The MetroPCS Communications, Inc. (PCS) and T-Mobile USA merger faces uncertainty prior to the shareholder round for its approval. In a recent press release, MetroPCS stated that its shareholder, P. Schoenfeld Asset Management LP, issued a letter questioning the viability of the deal.
P. Schoenfeld has strongly condemned the proposed merger, citing unfair valuation to MetroPCS’ shareholders. The shareholder also criticized that the deal is not properly sketched out. Further, P. Schoenfeld highlights the fact that MetroPCS could have considered other viable options that could have aided in appraising its market value as a stand-alone company.
News regarding the debacle with shareholders’ consent has been hitting headlines since the company received the FCC approval. Another major shareholder, Paulson & Co also condemned the deal on grounds of the high debt level that it would impose on the new entity.
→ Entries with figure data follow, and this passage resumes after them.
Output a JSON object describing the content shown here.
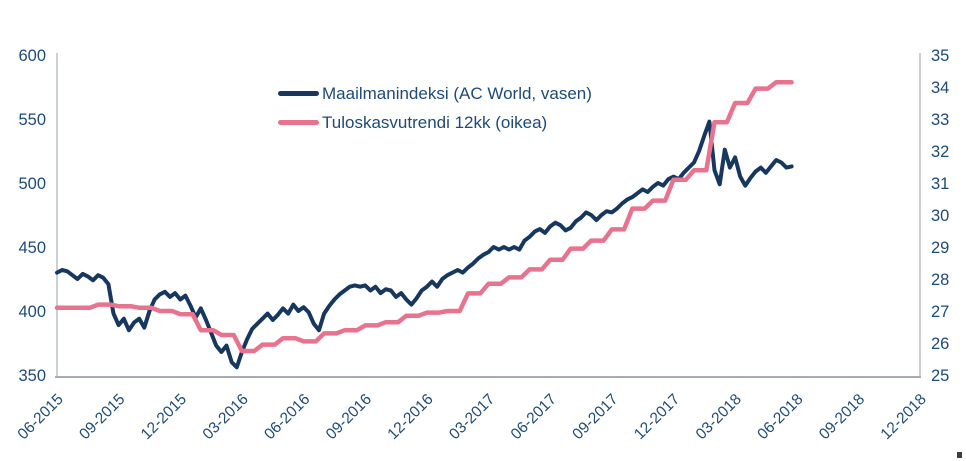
{
  "chart_data": {
    "type": "line",
    "title": "",
    "grid": false,
    "legend": {
      "position": "inside-top-center",
      "orientation": "vertical"
    },
    "x_axis": {
      "tick_labels": [
        "06-2015",
        "09-2015",
        "12-2015",
        "03-2016",
        "06-2016",
        "09-2016",
        "12-2016",
        "03-2017",
        "06-2017",
        "09-2017",
        "12-2017",
        "03-2018",
        "06-2018",
        "09-2018",
        "12-2018"
      ],
      "tick_positions_months": [
        0,
        3,
        6,
        9,
        12,
        15,
        18,
        21,
        24,
        27,
        30,
        33,
        36,
        39,
        42
      ],
      "range_months": [
        0,
        42
      ],
      "label_rotation_deg": -45
    },
    "left_axis": {
      "min": 350,
      "max": 600,
      "ticks": [
        600,
        550,
        500,
        450,
        400,
        350
      ]
    },
    "right_axis": {
      "min": 25,
      "max": 35,
      "ticks": [
        35,
        34,
        33,
        32,
        31,
        30,
        29,
        28,
        27,
        26,
        25
      ]
    },
    "series": [
      {
        "name": "Maailmanindeksi (AC World, vasen)",
        "axis": "left",
        "color": "#17375E",
        "width": 4,
        "x_start": 0,
        "x_step": 0.25,
        "values": [
          430,
          432,
          431,
          428,
          425,
          429,
          427,
          424,
          428,
          426,
          421,
          398,
          389,
          394,
          385,
          391,
          394,
          387,
          400,
          409,
          413,
          415,
          411,
          414,
          409,
          412,
          404,
          395,
          402,
          393,
          383,
          373,
          368,
          373,
          360,
          356,
          368,
          378,
          386,
          390,
          394,
          398,
          393,
          397,
          402,
          398,
          405,
          400,
          403,
          399,
          390,
          385,
          398,
          404,
          409,
          413,
          416,
          419,
          420,
          419,
          420,
          416,
          419,
          414,
          417,
          416,
          411,
          414,
          409,
          405,
          410,
          416,
          419,
          423,
          419,
          425,
          428,
          430,
          432,
          430,
          434,
          437,
          441,
          444,
          446,
          450,
          448,
          450,
          448,
          450,
          448,
          455,
          458,
          462,
          464,
          461,
          466,
          469,
          467,
          463,
          465,
          470,
          473,
          477,
          475,
          471,
          475,
          478,
          477,
          480,
          484,
          487,
          489,
          492,
          495,
          493,
          497,
          500,
          498,
          503,
          505,
          503,
          508,
          512,
          516,
          525,
          537,
          548,
          510,
          499,
          526,
          512,
          520,
          505,
          498,
          504,
          509,
          512,
          508,
          513,
          518,
          516,
          512,
          513
        ]
      },
      {
        "name": "Tuloskasvutrendi 12kk (oikea)",
        "axis": "right",
        "color": "#E8738E",
        "width": 4.5,
        "step_hold": 0.6,
        "points": [
          [
            0,
            27.1
          ],
          [
            1,
            27.1
          ],
          [
            2,
            27.2
          ],
          [
            3,
            27.15
          ],
          [
            4,
            27.1
          ],
          [
            5,
            27.0
          ],
          [
            6,
            26.9
          ],
          [
            7,
            26.4
          ],
          [
            8,
            26.25
          ],
          [
            9,
            25.75
          ],
          [
            10,
            25.95
          ],
          [
            11,
            26.15
          ],
          [
            12,
            26.05
          ],
          [
            13,
            26.3
          ],
          [
            14,
            26.4
          ],
          [
            15,
            26.55
          ],
          [
            16,
            26.65
          ],
          [
            17,
            26.85
          ],
          [
            18,
            26.95
          ],
          [
            19,
            27.0
          ],
          [
            20,
            27.55
          ],
          [
            21,
            27.85
          ],
          [
            22,
            28.05
          ],
          [
            23,
            28.3
          ],
          [
            24,
            28.6
          ],
          [
            25,
            28.95
          ],
          [
            26,
            29.2
          ],
          [
            27,
            29.55
          ],
          [
            28,
            30.2
          ],
          [
            29,
            30.45
          ],
          [
            30,
            31.1
          ],
          [
            31,
            31.4
          ],
          [
            32,
            32.9
          ],
          [
            33,
            33.5
          ],
          [
            34,
            33.95
          ],
          [
            35,
            34.15
          ],
          [
            35.75,
            34.15
          ]
        ]
      }
    ]
  },
  "colors": {
    "navy_line": "#17375E",
    "pink_line": "#E8738E",
    "tick_text": "#1E4A74",
    "axis_line": "#C0C3C9",
    "bottom_axis_line": "#A9ADB3",
    "background": "#FFFFFF"
  }
}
However, last week, MetroPCS issued a letter stating that the deal offers shareholders a 70% to 90% premium. In addition, the combined debt capital for the new company would be similar to that of the other big players in the industry and historical average of MetroPCS.
MetroPCS strongly believes that the merger with T-Mobile USA would boost its operations in the U.S. and safeguard its market share against rivals like AT&T, Inc. (T) and Verizon Communications Inc. (VZ) and Sprint Nextel Corp. (S).
If the deal materializes, it is expected to expedite financial growth with the estimated five-year CAGR for revenues, EBITDA and free cash flow in the range of 3–5%, 7–10% and 15–20%, respectively. Further, Deutsche Telekom will also facilitate the merged company’s operations with the $5.5 billion backstop commitment for MetroPCS third-party financial dealings.
We believe that despite significant progress in the MetroPCS and T-Mobile merger, constant backlash between shareholders add a level of uncertainty to its prospects. Further, such issues adversely affect the market value of the company as these create negative sentiments among investors.